Há quem ache que sou uma bomba-relógio… tô picas para isso. Eu (re)inventei minha fórmula, meu modelo de ser. Não sou afeita a padrões pré-estabelecidos, quase não pude fazer escolhas físicas, acabei sendo escolhida muitas vezes. 42 anos é um bom bocado de tempo e quase nada pra quem intenciona viver pelo menos mais uma cota disso. 


Família: estou focando na nuclear, meus bebês, que já nem são tão bebês. Parei de brigar aos domingos e me permito sentir saudades de “mamys poderosa” porque o encontro é diliça quando nos vemos. Esse ano nos vimos pouco e numa tela quadrada.


Amor: estou refazendo este conceito e aprendendo novas formas a começar pelo próprio e ao respeito pelos meus desejos. 


Trabalho: satisfeita com o que conquistei até aqui. E não foi pouco, foi desgastante mas intenso, estimulante, daqui só pro alto e avante!

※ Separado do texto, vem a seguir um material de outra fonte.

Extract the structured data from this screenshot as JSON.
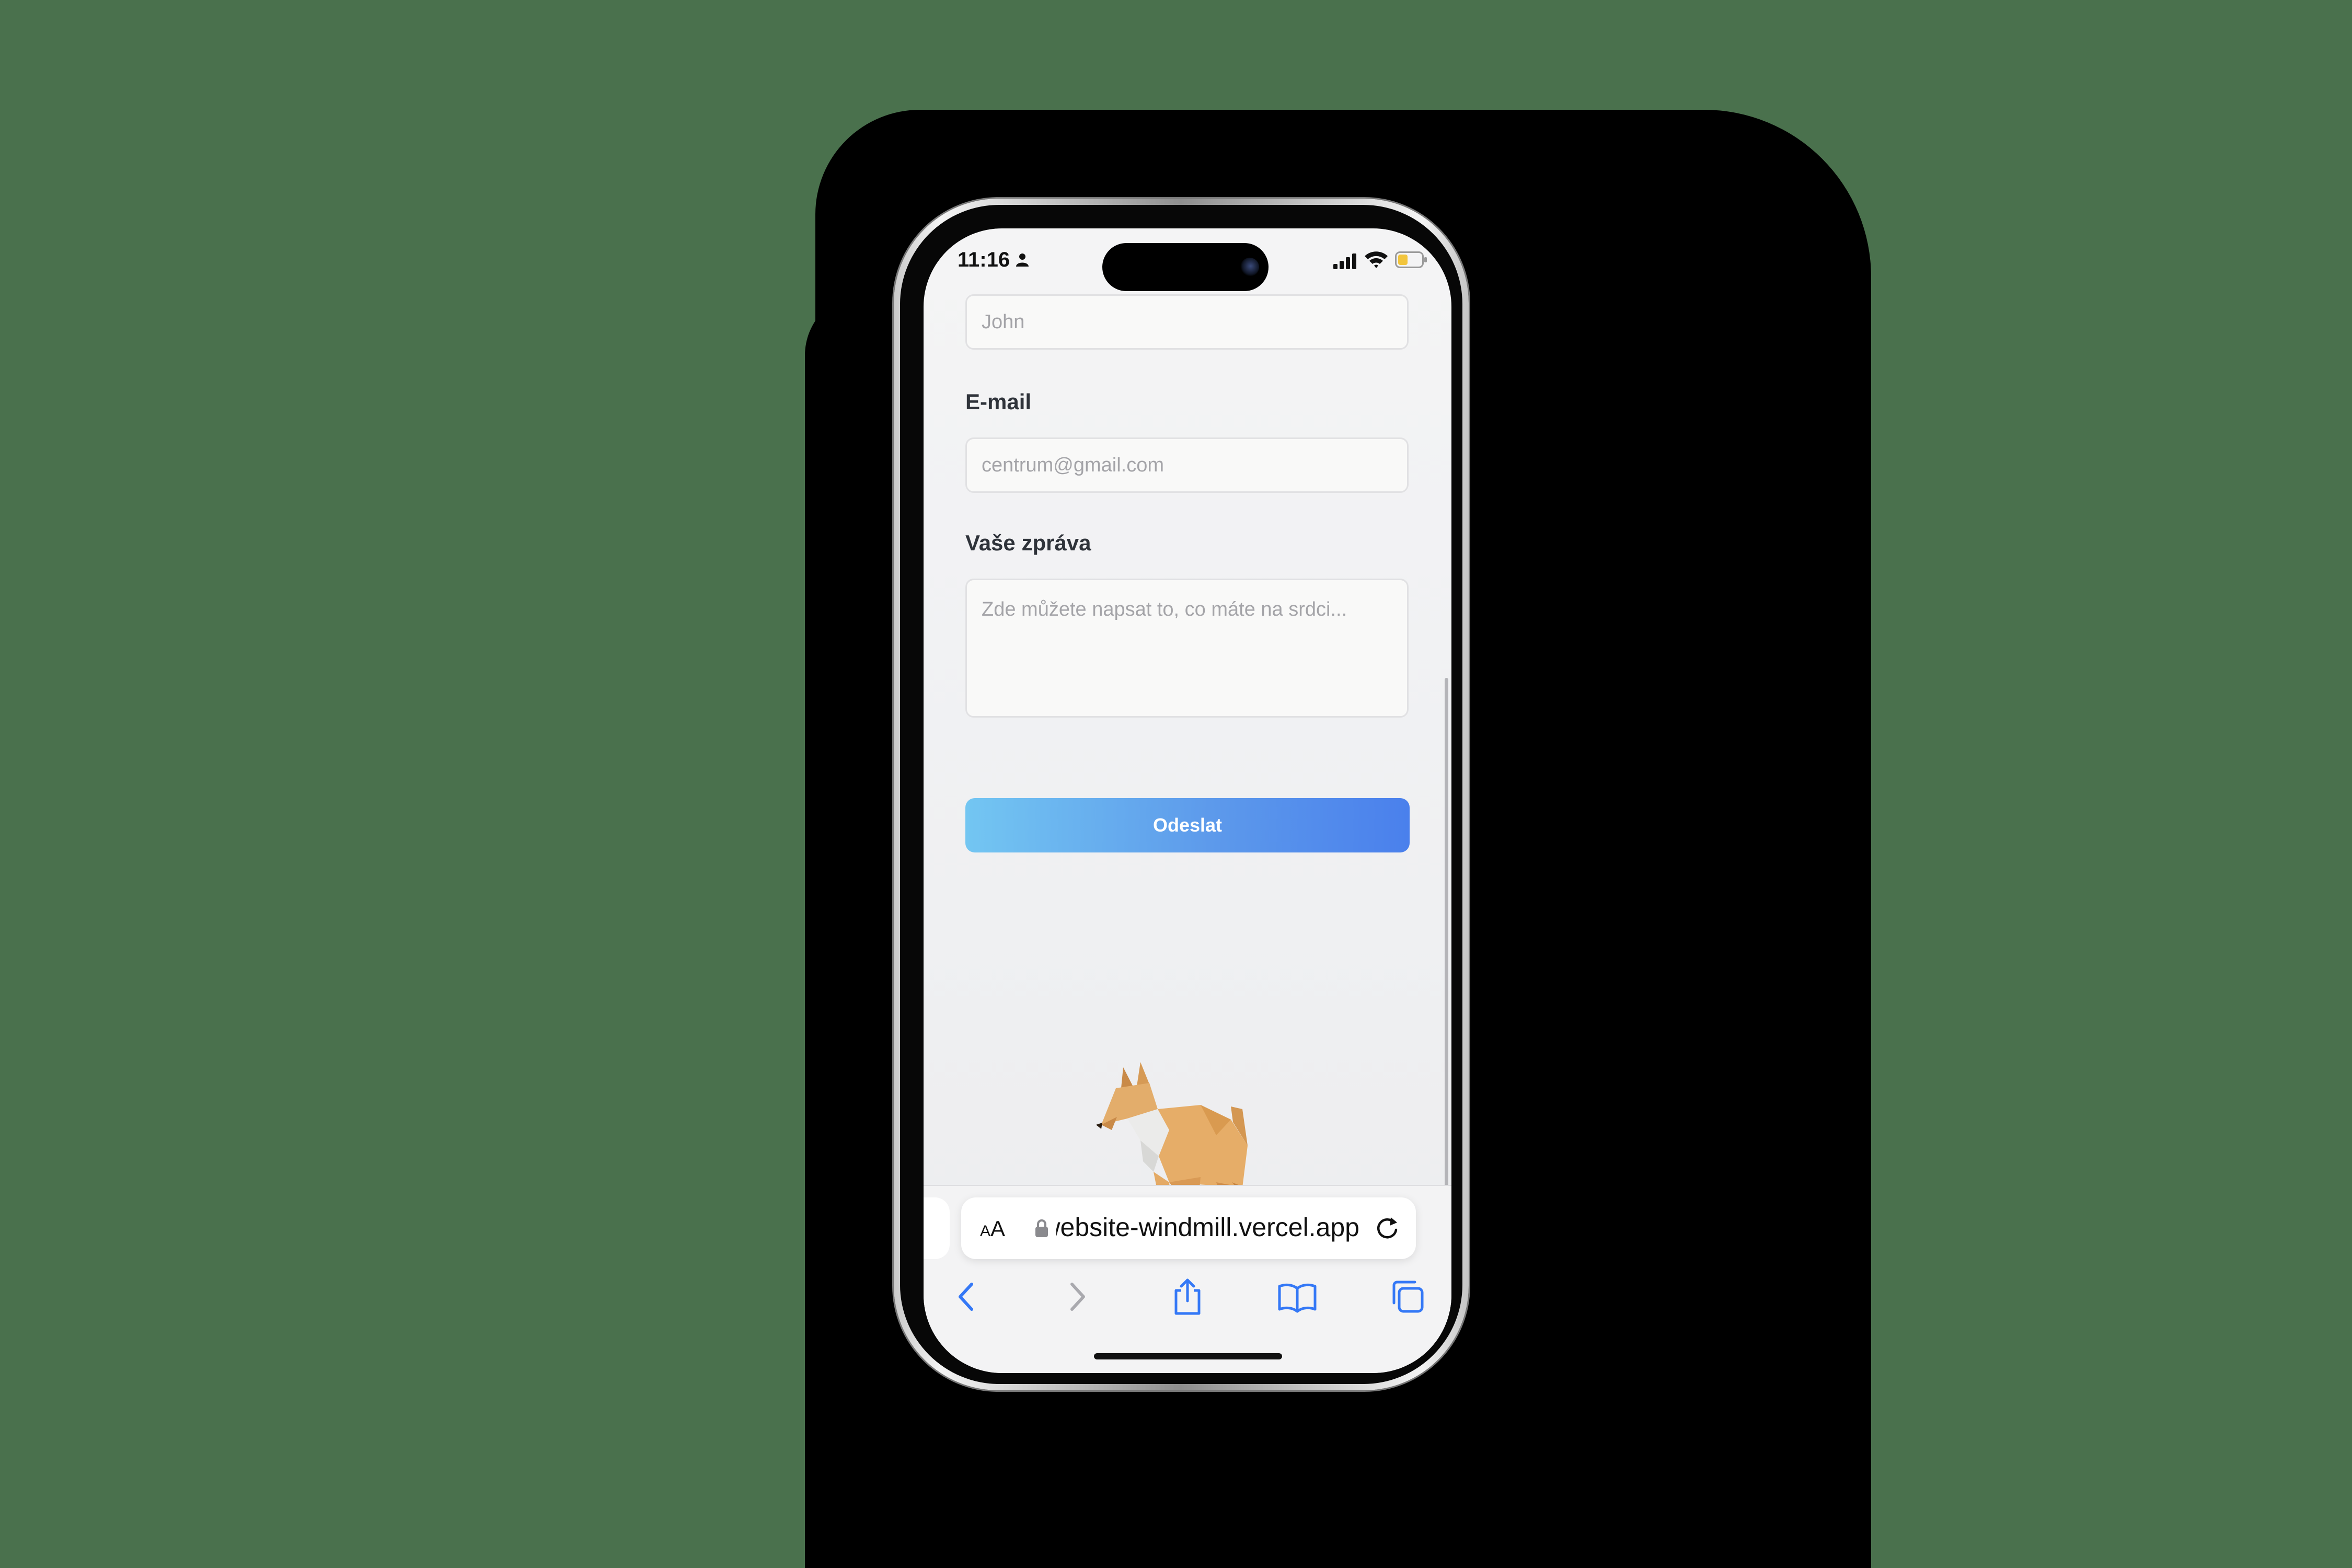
{
  "status_bar": {
    "time": "11:16"
  },
  "form": {
    "name_placeholder": "John",
    "email_label": "E-mail",
    "email_placeholder": "centrum@gmail.com",
    "message_label": "Vaše zpráva",
    "message_placeholder": "Zde můžete napsat to, co máte na srdci...",
    "submit_label": "Odeslat",
    "submit_gradient": [
      "#73c6f2",
      "#4a80ec"
    ]
  },
  "browser": {
    "text_size_label_small": "A",
    "text_size_label_large": "A",
    "url": "website-windmill.vercel.app",
    "accent_color": "#3478f6"
  }
}
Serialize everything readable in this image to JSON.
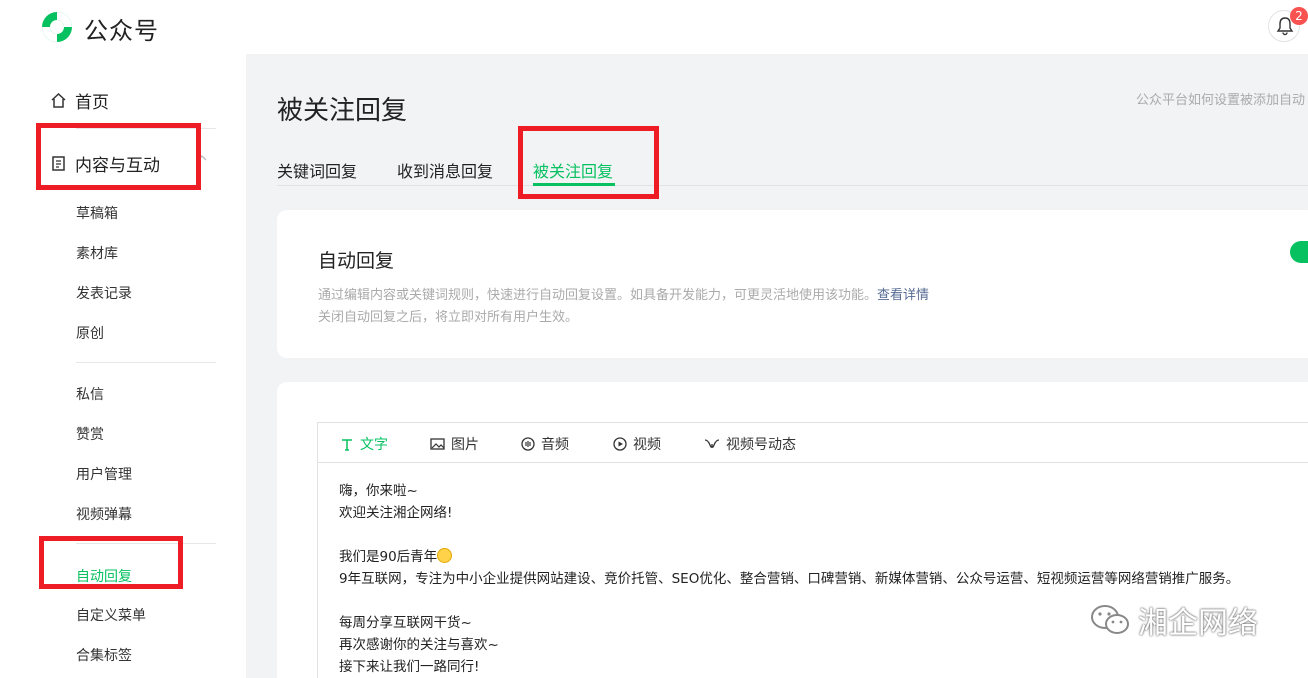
{
  "header": {
    "brand": "公众号",
    "notification_count": "2"
  },
  "sidebar": {
    "home": "首页",
    "content": "内容与互动",
    "items_group1": [
      "草稿箱",
      "素材库",
      "发表记录",
      "原创"
    ],
    "items_group2": [
      "私信",
      "赞赏",
      "用户管理",
      "视频弹幕"
    ],
    "items_group3": [
      "自动回复",
      "自定义菜单",
      "合集标签"
    ]
  },
  "main": {
    "title": "被关注回复",
    "help_link": "公众平台如何设置被添加自动",
    "tabs": [
      "关键词回复",
      "收到消息回复",
      "被关注回复"
    ],
    "auto_reply": {
      "title": "自动回复",
      "desc": "通过编辑内容或关键词规则，快速进行自动回复设置。如具备开发能力，可更灵活地使用该功能。",
      "detail_link": "查看详情",
      "desc2": "关闭自动回复之后，将立即对所有用户生效。"
    },
    "editor": {
      "tools": [
        "文字",
        "图片",
        "音频",
        "视频",
        "视频号动态"
      ],
      "lines": [
        "嗨，你来啦~",
        "欢迎关注湘企网络!",
        "",
        "我们是90后青年",
        "9年互联网，专注为中小企业提供网站建设、竞价托管、SEO优化、整合营销、口碑营销、新媒体营销、公众号运营、短视频运营等网络营销推广服务。",
        "",
        "每周分享互联网干货~",
        "再次感谢你的关注与喜欢~",
        "接下来让我们一路同行!"
      ]
    }
  },
  "watermark": "湘企网络",
  "colors": {
    "accent": "#07c160",
    "annotation": "#ee1c25",
    "link": "#576b95"
  }
}
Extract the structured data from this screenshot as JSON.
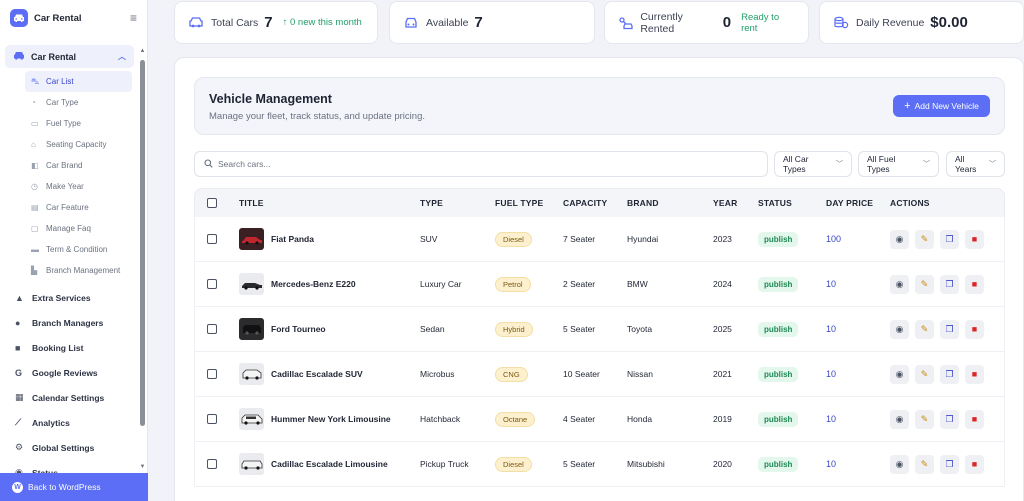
{
  "brand": {
    "name": "Car Rental",
    "icon": "car-logo-icon"
  },
  "sidebar": {
    "section": {
      "label": "Car Rental",
      "icon": "car-icon"
    },
    "sub_items": [
      {
        "label": "Car List",
        "icon": "car-list-icon",
        "active": true
      },
      {
        "label": "Car Type",
        "icon": "car-type-icon"
      },
      {
        "label": "Fuel Type",
        "icon": "fuel-type-icon"
      },
      {
        "label": "Seating Capacity",
        "icon": "seat-icon"
      },
      {
        "label": "Car Brand",
        "icon": "brand-icon"
      },
      {
        "label": "Make Year",
        "icon": "clock-icon"
      },
      {
        "label": "Car Feature",
        "icon": "feature-icon"
      },
      {
        "label": "Manage Faq",
        "icon": "faq-icon"
      },
      {
        "label": "Term & Condition",
        "icon": "terms-icon"
      },
      {
        "label": "Branch Management",
        "icon": "branch-icon"
      }
    ],
    "main_items": [
      {
        "label": "Extra Services",
        "icon": "extra-services-icon"
      },
      {
        "label": "Branch Managers",
        "icon": "user-icon"
      },
      {
        "label": "Booking List",
        "icon": "booking-icon"
      },
      {
        "label": "Google Reviews",
        "icon": "google-icon"
      },
      {
        "label": "Calendar Settings",
        "icon": "calendar-icon"
      },
      {
        "label": "Analytics",
        "icon": "analytics-icon"
      },
      {
        "label": "Global Settings",
        "icon": "gear-icon"
      },
      {
        "label": "Status",
        "icon": "status-icon"
      }
    ],
    "back_label": "Back to WordPress"
  },
  "stats": {
    "total": {
      "label": "Total Cars",
      "value": "7",
      "note": "↑ 0 new this month"
    },
    "available": {
      "label": "Available",
      "value": "7"
    },
    "rented": {
      "label": "Currently Rented",
      "value": "0",
      "note": "Ready to rent"
    },
    "revenue": {
      "label": "Daily Revenue",
      "value": "$0.00"
    }
  },
  "vehicle_management": {
    "title": "Vehicle Management",
    "subtitle": "Manage your fleet, track status, and update pricing.",
    "add_button": "Add New Vehicle"
  },
  "search": {
    "placeholder": "Search cars..."
  },
  "filters": {
    "car_types": "All Car Types",
    "fuel_types": "All Fuel Types",
    "years": "All Years"
  },
  "table": {
    "headers": {
      "title": "Title",
      "type": "Type",
      "fuel": "Fuel Type",
      "capacity": "Capacity",
      "brand": "Brand",
      "year": "Year",
      "status": "Status",
      "price": "Day Price",
      "actions": "Actions"
    },
    "rows": [
      {
        "title": "Fiat Panda",
        "type": "SUV",
        "fuel": "Diesel",
        "capacity": "7 Seater",
        "brand": "Hyundai",
        "year": "2023",
        "status": "publish",
        "price": "100"
      },
      {
        "title": "Mercedes-Benz E220",
        "type": "Luxury Car",
        "fuel": "Petrol",
        "capacity": "2 Seater",
        "brand": "BMW",
        "year": "2024",
        "status": "publish",
        "price": "10"
      },
      {
        "title": "Ford Tourneo",
        "type": "Sedan",
        "fuel": "Hybrid",
        "capacity": "5 Seater",
        "brand": "Toyota",
        "year": "2025",
        "status": "publish",
        "price": "10"
      },
      {
        "title": "Cadillac Escalade SUV",
        "type": "Microbus",
        "fuel": "CNG",
        "capacity": "10 Seater",
        "brand": "Nissan",
        "year": "2021",
        "status": "publish",
        "price": "10"
      },
      {
        "title": "Hummer New York Limousine",
        "type": "Hatchback",
        "fuel": "Octane",
        "capacity": "4 Seater",
        "brand": "Honda",
        "year": "2019",
        "status": "publish",
        "price": "10"
      },
      {
        "title": "Cadillac Escalade Limousine",
        "type": "Pickup Truck",
        "fuel": "Diesel",
        "capacity": "5 Seater",
        "brand": "Mitsubishi",
        "year": "2020",
        "status": "publish",
        "price": "10"
      }
    ]
  },
  "colors": {
    "accent": "#5b6ef5",
    "success": "#22a06b",
    "danger": "#dc2626"
  }
}
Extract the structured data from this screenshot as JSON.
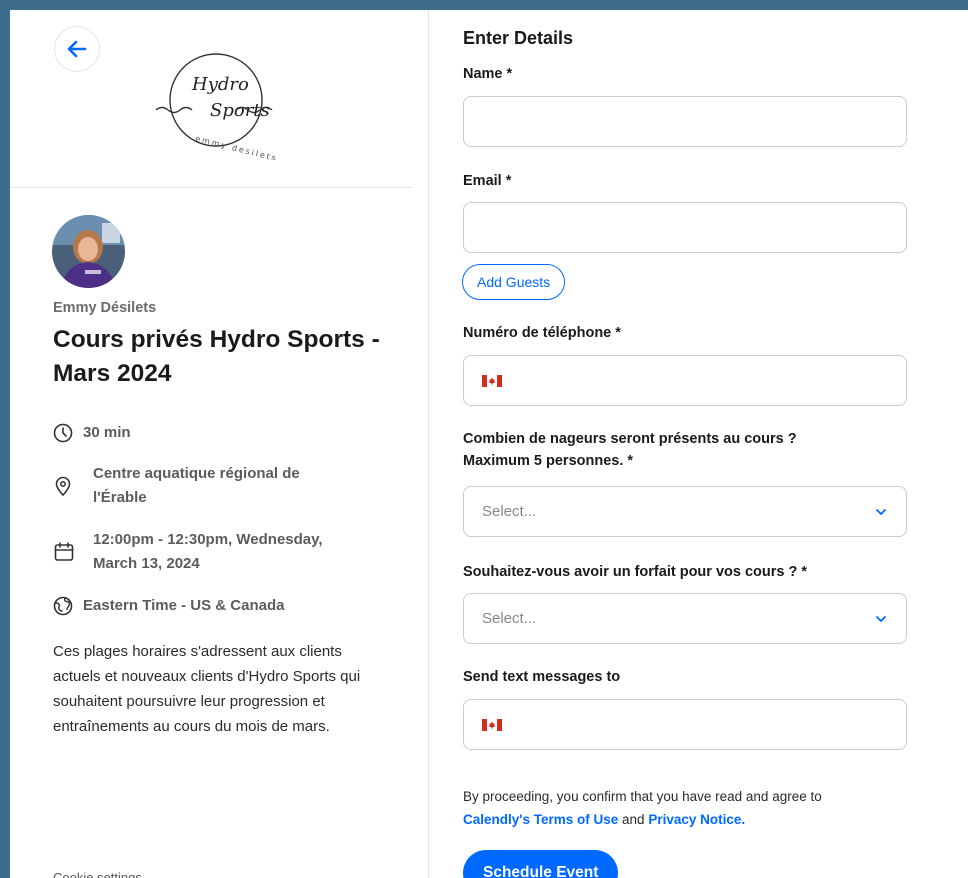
{
  "event": {
    "organizer": "Emmy Désilets",
    "title": "Cours privés Hydro Sports - Mars 2024",
    "duration": "30 min",
    "location_line1": "Centre aquatique régional de",
    "location_line2": "l'Érable",
    "datetime_line1": "12:00pm - 12:30pm, Wednesday,",
    "datetime_line2": "March 13, 2024",
    "timezone": "Eastern Time - US & Canada",
    "description": "Ces plages horaires s'adressent aux clients actuels et nouveaux clients d'Hydro Sports qui souhaitent poursuivre leur progression et entraînements au cours du mois de mars.",
    "cookie_text": "Cookie settings"
  },
  "logo": {
    "line1": "Hydro",
    "line2": "Sports",
    "subtitle": "emmy desilets"
  },
  "form": {
    "section_title": "Enter Details",
    "name_label": "Name *",
    "email_label": "Email *",
    "add_guests": "Add Guests",
    "phone_label": "Numéro de téléphone *",
    "swimmers_label_line1": "Combien de nageurs seront présents au cours ?",
    "swimmers_label_line2": "Maximum 5 personnes. *",
    "swimmers_placeholder": "Select...",
    "package_label": "Souhaitez-vous avoir un forfait pour vos cours ? *",
    "package_placeholder": "Select...",
    "sms_label": "Send text messages to",
    "terms_prefix": "By proceeding, you confirm that you have read and agree to",
    "terms_link": "Calendly's Terms of Use",
    "terms_and": "and",
    "privacy_link": "Privacy Notice.",
    "schedule_button": "Schedule Event"
  },
  "colors": {
    "accent": "#0069ff",
    "background": "#3e6d8c",
    "flag_red": "#d52b1e"
  },
  "icons": [
    "back-arrow-icon",
    "clock-icon",
    "location-pin-icon",
    "calendar-icon",
    "globe-icon",
    "canada-flag-icon",
    "chevron-down-icon"
  ]
}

Amigos: tenho um balde cheio, transbordante e adoro: são tão diversos, tão inteiros, cheios de música, poesia, fé, são multicolores, crianças, jovens, adultos e velhinhos.


Encontros: quero muitos, pois este ano aprendi que eles me fortalecem, me completam, me ensinam, me constroem. E a distância foi cortante. A tela azulada não comporta nossa busca pelo brilho das retinas.


Saúde: preciso cuidar mais, creio ainda estar bem pra uma jovem senhora.


Sexo: quero, gosto pracaramba e preciso exercitar. Com 42, quantidade é balela, qualidade é a meta.


Dança: vou retomar! Mas esse ano dancei comigo no meu próprio ritmo embalada pelos encantados.


Religião:  sou de Axé... me animo na gira, o som dos tambores ecoam na alma e me levam a outros universos possíveis de existência e completude. A força dos caboclos, a sabedoria dos pais velhos, a pureza das crianças, a força do movimento dos Guardiões. Religare. Religuei com o Astral!


Poesia,  juntei cacos dos meus versos soltos e fiz canções. Vi os pretos ecoarem lições da nossa quebrada e da nossa luta, nesse ambiente interdimensional que a tecnologia nos provocou a acessar e compreender. Cresci um tanto… 


42 anos, não canso de dizer, não tenho essa vaidade de quem esconde a idade ou que se preocupa com as rugas que surgem, com a lei da gravidade tão implacável.

As coisas caem e ficam flácidas mesmo. O que não pode envelhecer e murchar é a busca, é o sonho, é o viço de existir como se é.


Eu sou a Negra professora, louca por música e poesia, cheia de manias bobas. Faço piadas de quase tudo, me apaixono todo dia por coisas e pessoas novas. 

Sou visceral, afoita, tenho pressa, anseio futuro. 


Dentro de 14 dias completo uma volta em torno do SOL. Sabe esse inferno Astral que antecede o gozo? 


Estou vivendo. Aquela porção decantada no fundo do pote foi mexida. Não há possibilidade de recuos. Não há solidão em ser quem se é consigo mesma. Há certeza de que nem tudo está como planejado. Mas tudo está no lugar que devia para que eu aprenda o jogo, jogando.


Esse ano quando explodirem os pirotécnicos luzindo no breu da noite, anunciando o fim. Será o recomeço que preciso. Estou pronta!